Today we had a visits of some key specialists who assisted in the identification of our pottery, bone and environmental finds. Roasanne Meenan, post-medieval pottery specialist, took the finds personnel through some of the pottery that came up in the upper layers of the cuttings. Then Fiona Beglane gave an inspiring seminar on the identification of animal bones. We have rats and cats (no elephants), horses, cattle, sheep, birds, pigs. We removed of the last of the medieval waste and a sample will be examined on Monday for plants, seeds and fishbones. A human skull was recovered in the pit in the corner of cutting E where John had found a clay pipe and knife. We celebrated the birthday of Joanne, the finds analyst for CRDS, keeping everyone honest.

 

Rosanne

Post-medieval pottery expert, Rosanne Meenan, goes through the finds with Stephanie.

 

Bone expert, Fiona Beglane, showing the hip bone is connected to the leg bone.

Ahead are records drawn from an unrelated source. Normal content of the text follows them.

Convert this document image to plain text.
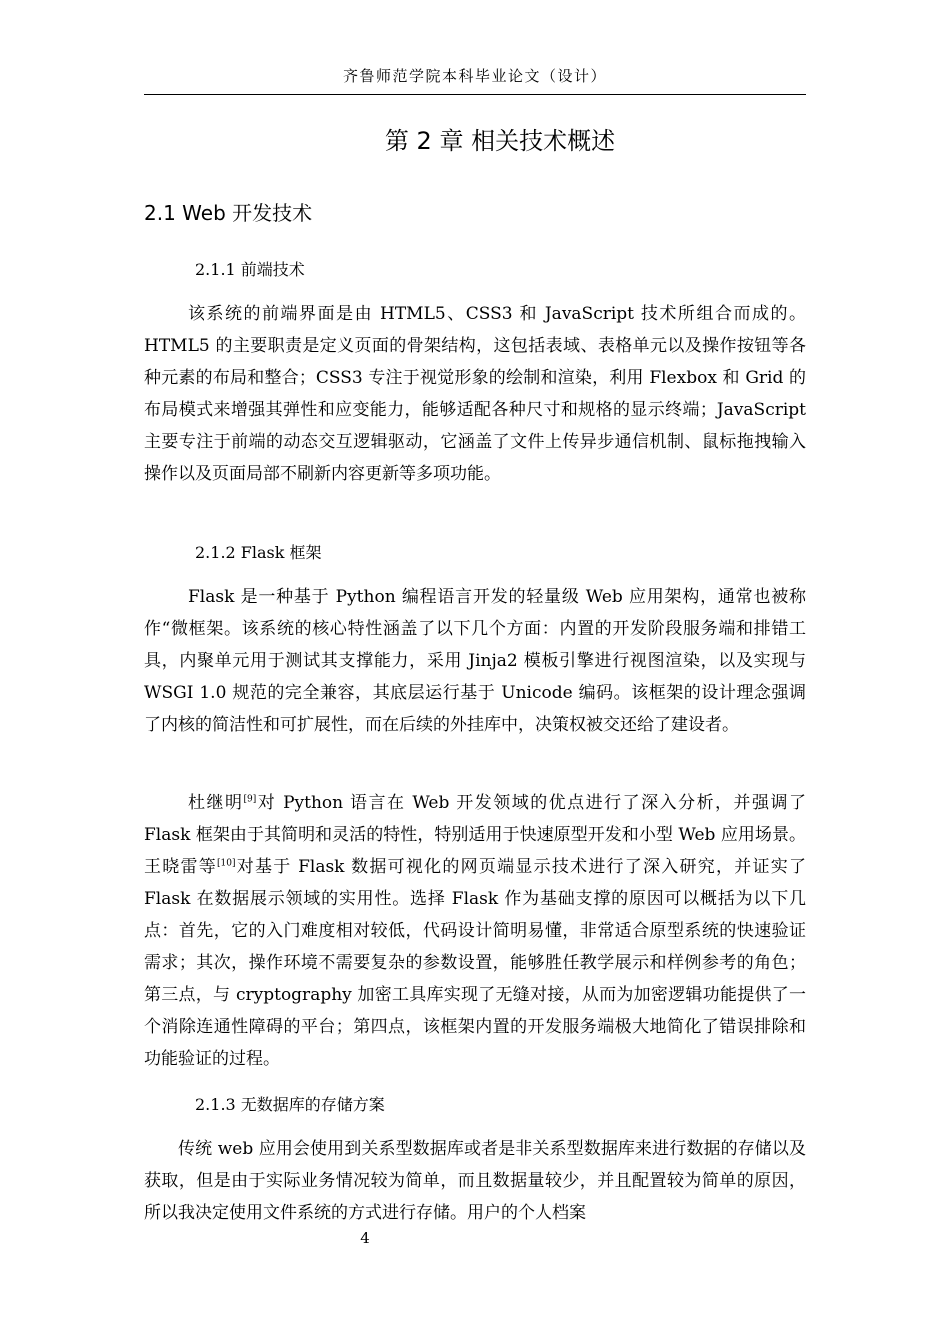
齐鲁师范学院本科毕业论文（设计）
第 2 章 相关技术概述
2.1 Web 开发技术
2.1.1 前端技术

该系统的前端界面是由 HTML5、CSS3 和 JavaScript 技术所组合而成的。HTML5 的主要职责是定义页面的骨架结构，这包括表域、表格单元以及操作按钮等各种元素的布局和整合；CSS3 专注于视觉形象的绘制和渲染，利用 Flexbox 和 Grid 的布局模式来增强其弹性和应变能力，能够适配各种尺寸和规格的显示终端；JavaScript 主要专注于前端的动态交互逻辑驱动，它涵盖了文件上传异步通信机制、鼠标拖拽输入操作以及页面局部不刷新内容更新等多项功能。

2.1.2 Flask 框架

Flask 是一种基于 Python 编程语言开发的轻量级 Web 应用架构，通常也被称作“微框架。该系统的核心特性涵盖了以下几个方面：内置的开发阶段服务端和排错工具，内聚单元用于测试其支撑能力，采用 Jinja2 模板引擎进行视图渲染，以及实现与 WSGI 1.0 规范的完全兼容，其底层运行基于 Unicode 编码。该框架的设计理念强调了内核的简洁性和可扩展性，而在后续的外挂库中，决策权被交还给了建设者。

杜继明[9]对 Python 语言在 Web 开发领域的优点进行了深入分析，并强调了 Flask 框架由于其简明和灵活的特性，特别适用于快速原型开发和小型 Web 应用场景。王晓雷等[10]对基于 Flask 数据可视化的网页端显示技术进行了深入研究，并证实了 Flask 在数据展示领域的实用性。选择 Flask 作为基础支撑的原因可以概括为以下几点：首先，它的入门难度相对较低，代码设计简明易懂，非常适合原型系统的快速验证需求；其次，操作环境不需要复杂的参数设置，能够胜任教学展示和样例参考的角色；第三点，与 cryptography 加密工具库实现了无缝对接，从而为加密逻辑功能提供了一个消除连通性障碍的平台；第四点，该框架内置的开发服务端极大地简化了错误排除和功能验证的过程。

2.1.3 无数据库的存储方案

传统 web 应用会使用到关系型数据库或者是非关系型数据库来进行数据的存储以及获取，但是由于实际业务情况较为简单，而且数据量较少，并且配置较为简单的原因，所以我决定使用文件系统的方式进行存储。用户的个人档案

4
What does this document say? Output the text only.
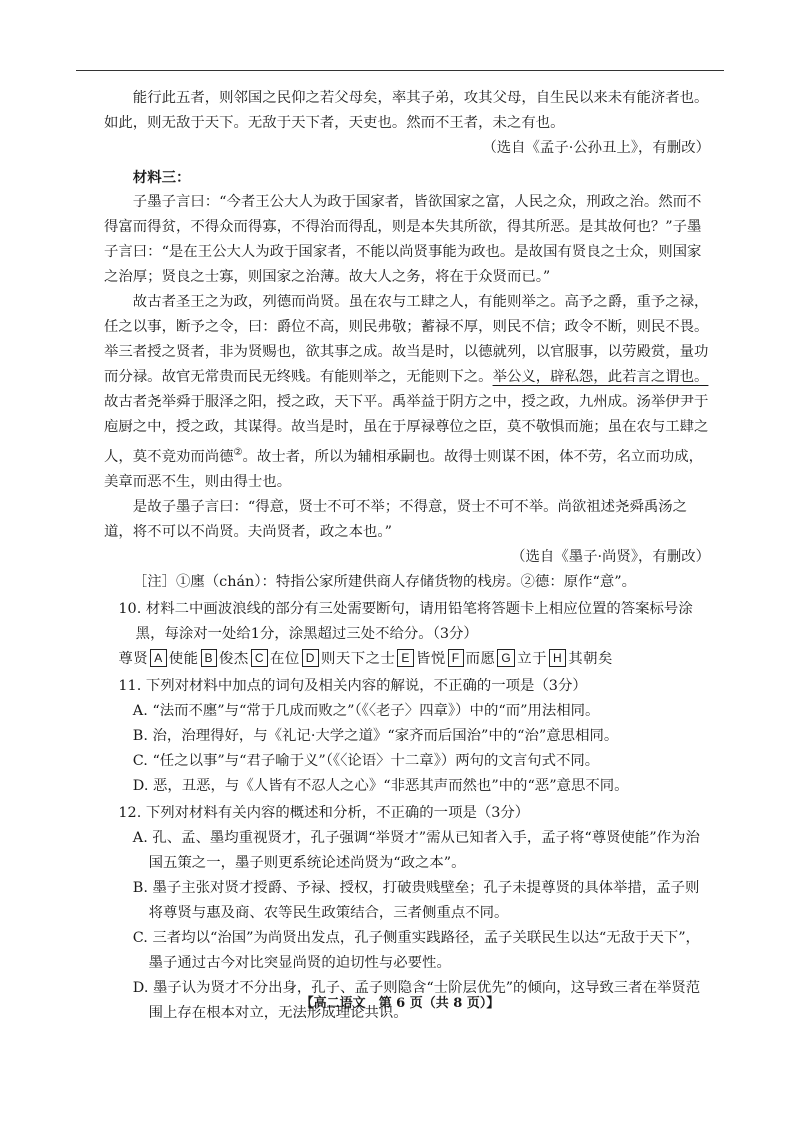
能行此五者，则邻国之民仰之若父母矣，率其子弟，攻其父母，自生民以来未有能济者也。如此，则无敌于天下。无敌于天下者，天吏也。然而不王者，未之有也。

（选自《孟子·公孙丑上》，有删改）

材料三：

子墨子言曰：“今者王公大人为政于国家者，皆欲国家之富，人民之众，刑政之治。然而不得富而得贫，不得众而得寡，不得治而得乱，则是本失其所欲，得其所恶。是其故何也？”子墨子言曰：“是在王公大人为政于国家者，不能以尚贤事能为政也。是故国有贤良之士众，则国家之治厚；贤良之士寡，则国家之治薄。故大人之务，将在于众贤而已。”

故古者圣王之为政，列德而尚贤。虽在农与工肆之人，有能则举之。高予之爵，重予之禄，任之以事，断予之令，曰：爵位不高，则民弗敬；蓄禄不厚，则民不信；政令不断，则民不畏。举三者授之贤者，非为贤赐也，欲其事之成。故当是时，以德就列，以官服事，以劳殿赏，量功而分禄。故官无常贵而民无终贱。有能则举之，无能则下之。举公义，辟私怨，此若言之谓也。故古者尧举舜于服泽之阳，授之政，天下平。禹举益于阴方之中，授之政，九州成。汤举伊尹于庖厨之中，授之政，其谋得。故当是时，虽在于厚禄尊位之臣，莫不敬惧而施；虽在农与工肆之人，莫不竞劝而尚德②。故士者，所以为辅相承嗣也。故得士则谋不困，体不劳，名立而功成，美章而恶不生，则由得士也。

是故子墨子言曰：“得意，贤士不可不举；不得意，贤士不可不举。尚欲祖述尧舜禹汤之道，将不可以不尚贤。夫尚贤者，政之本也。”

（选自《墨子·尚贤》，有删改）

［注］①廛（chán）：特指公家所建供商人存储货物的栈房。②德：原作“意”。

10. 材料二中画波浪线的部分有三处需要断句，请用铅笔将答题卡上相应位置的答案标号涂黑，每涂对一处给1分，涂黑超过三处不给分。（3分）

尊贤 A 使能 B 俊杰 C 在位 D 则天下之士 E 皆悦 F 而愿 G 立于 H 其朝矣

11. 下列对材料中加点的词句及相关内容的解说，不正确的一项是（3分）

A. “法而不廛”与“常于几成而败之”（《〈老子〉四章》）中的“而”用法相同。

B. 治，治理得好，与《礼记·大学之道》“家齐而后国治”中的“治”意思相同。

C. “任之以事”与“君子喻于义”（《〈论语〉十二章》）两句的文言句式不同。

D. 恶，丑恶，与《人皆有不忍人之心》“非恶其声而然也”中的“恶”意思不同。

12. 下列对材料有关内容的概述和分析，不正确的一项是（3分）

A. 孔、孟、墨均重视贤才，孔子强调“举贤才”需从已知者入手，孟子将“尊贤使能”作为治国五策之一，墨子则更系统论述尚贤为“政之本”。

B. 墨子主张对贤才授爵、予禄、授权，打破贵贱壁垒；孔子未提尊贤的具体举措，孟子则将尊贤与惠及商、农等民生政策结合，三者侧重点不同。

C. 三者均以“治国”为尚贤出发点，孔子侧重实践路径，孟子关联民生以达“无敌于天下”，墨子通过古今对比突显尚贤的迫切性与必要性。

D. 墨子认为贤才不分出身，孔子、孟子则隐含“士阶层优先”的倾向，这导致三者在举贤范围上存在根本对立，无法形成理论共识。

【高二语文　第 6 页（共 8 页）】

Bone expert, Fiona Beglane, showing the hip bone is connected to the leg bone.

 

The 'men who know' in cutting B.

The 'men who know' in cutting B; Nicky Mallon, Matthew and Tim Stout.

Maureen Finn and Nick Mallon, dynamic volunteers from Drogheda.

Maureen Finn and Nicky Mallon, dynamic volunteers from Drogheda.

 

Sharon from Drakestown, County Louth, and Grace from the Philippines, troweling.

Sarah from Drakestown, County Louth, and Grace from the Philippines, troweling.



Day 13 – A medieval guesthouse?
July 22, 2009, 9:43 pm
Filed under: Uncategorized

The wall has turned out to be at least two stone footings for supporting a great timber structure. Perhaps this is the remains of a guesthouse, which would be a great discovery. Some of the students were metal detecting the spoil heap to be on the safe side. Sarah found the skeleton of a small animal that might be a cat. She calls it skinny’. The long cutting across the ditch should be finished tomorrow, all going well.

 

To be sure to be sure. Siobháin metal detects the spoil heap to ensure that nothing has been missed.

To be sure to be sure. Siobháin metal detects the spoil heap to ensure that nothing has been missed.

 

The wooden skirt, what the fashionable archaeologist is wearing this season.

The wooden skirt, what the fashionable archaeologist is wearing this season.



Day 12 – Rain!
July 21, 2009, 6:33 pm
Filed under: Uncategorized

Plan B today. Rain stopped play. We headed off to the Boyne valley in search of our Cistercians. At the top of Knowth passage tomb we looked at the remains of a Cistercian grange (farm) and to Newgrange, site of another Cistercian grange . Here Professor O’Kelly found evidence for medieval cultivation ridges. Shannon, a filmaker from Ohio, came today to begin filming for a documentary on the Irish Archaeological Field school. We are hoping for good weather tomorrow so we can follow the masonry wall.

 

The sodden Irish Archaeological Field School at Knowth Passage Tomb.

The sodden Irish Archaeological Field School at Knowth Passage Tomb.